Хозяйка все уклонялась от ответа, подробно рассказывала о своих заслугах, которые, конечно же, останутся без благодарности. Только после четвёртого раза ответила, поняв вопрос по-своему:

— Что он мог передать? Безрасчётный был человек, все деньги на стеклянные банки просаживал. Вся соседняя комната его рукодельем завалена: проволочки и стекляшки. Видимо, одна вещичка была ценная, велел дочери в руки передать. Мне поручил передать. Знал мою честность.

И, нехотя выпростав руки из-под передника, она протянула Юле плоскую картонную коробку. На ней круглым детским почерком (видимо, отец диктовал какому-нибудь школьнику) было написано:

“Девочка моя, передаю тебе мою последнюю работу. Носи на здоровье, вспоминай обо мне. Хотелось бы помочь тебе лучше понимать людей, чтобы не было у тебя в жизни роковых недоразумений, как у нас с мамой”.
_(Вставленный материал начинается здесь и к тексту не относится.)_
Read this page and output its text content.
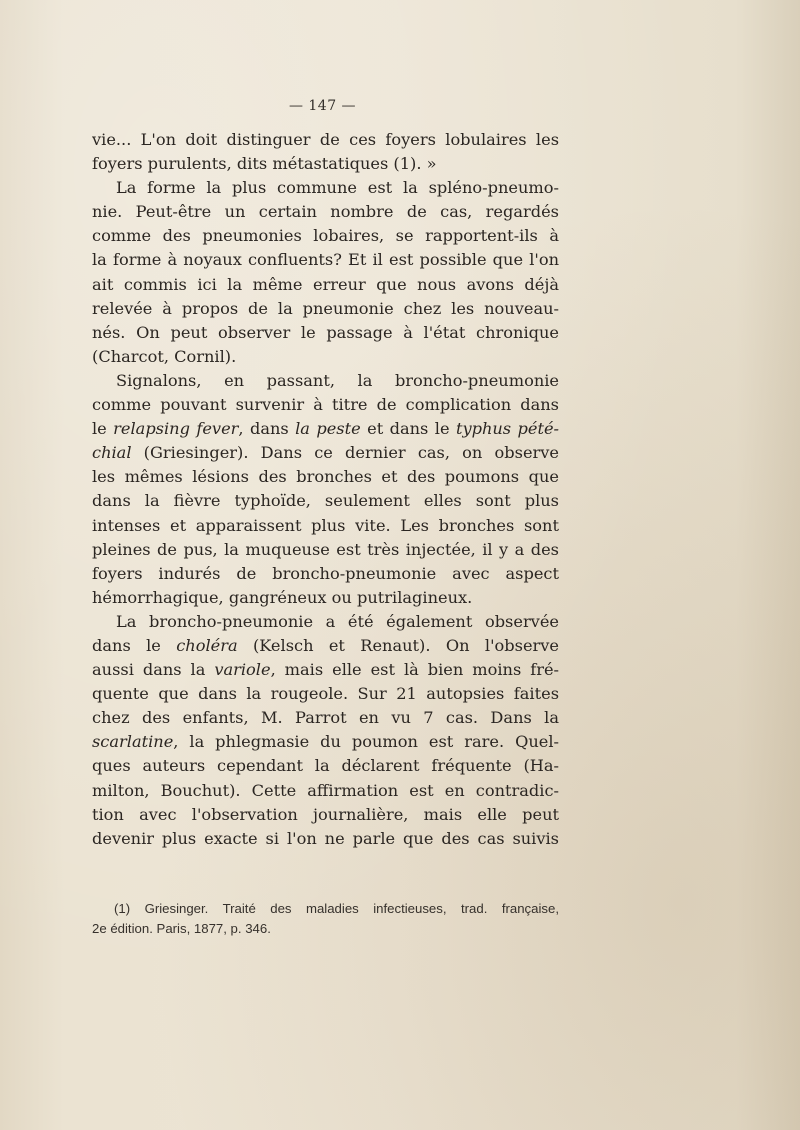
— 147 —
vie... L'on doit distinguer de ces foyers lobulaires les
foyers purulents, dits métastatiques (1). »
La forme la plus commune est la spléno-pneumo-
nie. Peut-être un certain nombre de cas, regardés
comme des pneumonies lobaires, se rapportent-ils à
la forme à noyaux confluents? Et il est possible que l'on
ait commis ici la même erreur que nous avons déjà
relevée à propos de la pneumonie chez les nouveau-
nés. On peut observer le passage à l'état chronique
(Charcot, Cornil).
Signalons, en passant, la broncho-pneumonie
comme pouvant survenir à titre de complication dans
le relapsing fever, dans la peste et dans le typhus pété-
chial (Griesinger). Dans ce dernier cas, on observe
les mêmes lésions des bronches et des poumons que
dans la fièvre typhoïde, seulement elles sont plus
intenses et apparaissent plus vite. Les bronches sont
pleines de pus, la muqueuse est très injectée, il y a des
foyers indurés de broncho-pneumonie avec aspect
hémorrhagique, gangréneux ou putrilagineux.
La broncho-pneumonie a été également observée
dans le choléra (Kelsch et Renaut). On l'observe
aussi dans la variole, mais elle est là bien moins fré-
quente que dans la rougeole. Sur 21 autopsies faites
chez des enfants, M. Parrot en vu 7 cas. Dans la
scarlatine, la phlegmasie du poumon est rare. Quel-
ques auteurs cependant la déclarent fréquente (Ha-
milton, Bouchut). Cette affirmation est en contradic-
tion avec l'observation journalière, mais elle peut
devenir plus exacte si l'on ne parle que des cas suivis
(1) Griesinger. Traité des maladies infectieuses, trad. française,
2e édition. Paris, 1877, p. 346.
Юля открыла коробку — цветное сверкание ударило в глаза. Внутри лежала… диадема, повязка, кокошник (Юля не сразу подобрала слово), затейливо сделанная из цветных камешков и бисера. “Какой драгоценный подарок!” — подумала Юля в первую минуту. Потом разглядела, что диадема сделана из тонюсеньких проволочек, медных и серебристых завиточков, к которым были припаяны разноцветные кристаллики и разной формы радиодетальки. Все это было подобрано со вкусом, с узорами — своеобразное радиокружево, электротехническая корона. Видно, не один месяц отец трудился по вечерам, готовя это оригинальное украшение для дочери.

— На лоб одевается, — проворчала соседка обычным своим недовольным голосом. — А на затылке застёжки. Мне-то она мала, на девичью головку делалось.

Юля приложила ко лбу, нащупала колючие застёжки сзади, невольно бросила взгляд в зеркало. Очень шло это цветное сверкание к её чёрным волосам.

И тут же услышала за спиной ворчание:

“Девка — она и есть девка, никакого понятия. Забыла, что комната покойника, сразу к зеркалу, занавеску — дёрг! Хорошо, что я ей этот пустой убор отдала, им, девкам, ничего, кроме нарядов, не нужно. А вещички все в подполе, в подпол она не заглянет. Как уедет, я вытащу ужо шубу и что получше”.

Юля вздрогнула. Так вот какова эта “самоотверженная” сиделка. Можно представить себе, сколько горьких минут доставила умирающему отцу эта жадная хищница…

— А где тут подполье? — спросила Юля.

— Нет никакого, не знаю, — ответила соседка. И тут же добавила зачем-то (странная женщина!) глуховатым шёпотом: “Лаз я сундуком в коридоре задвинула. Не найдёт она сама”.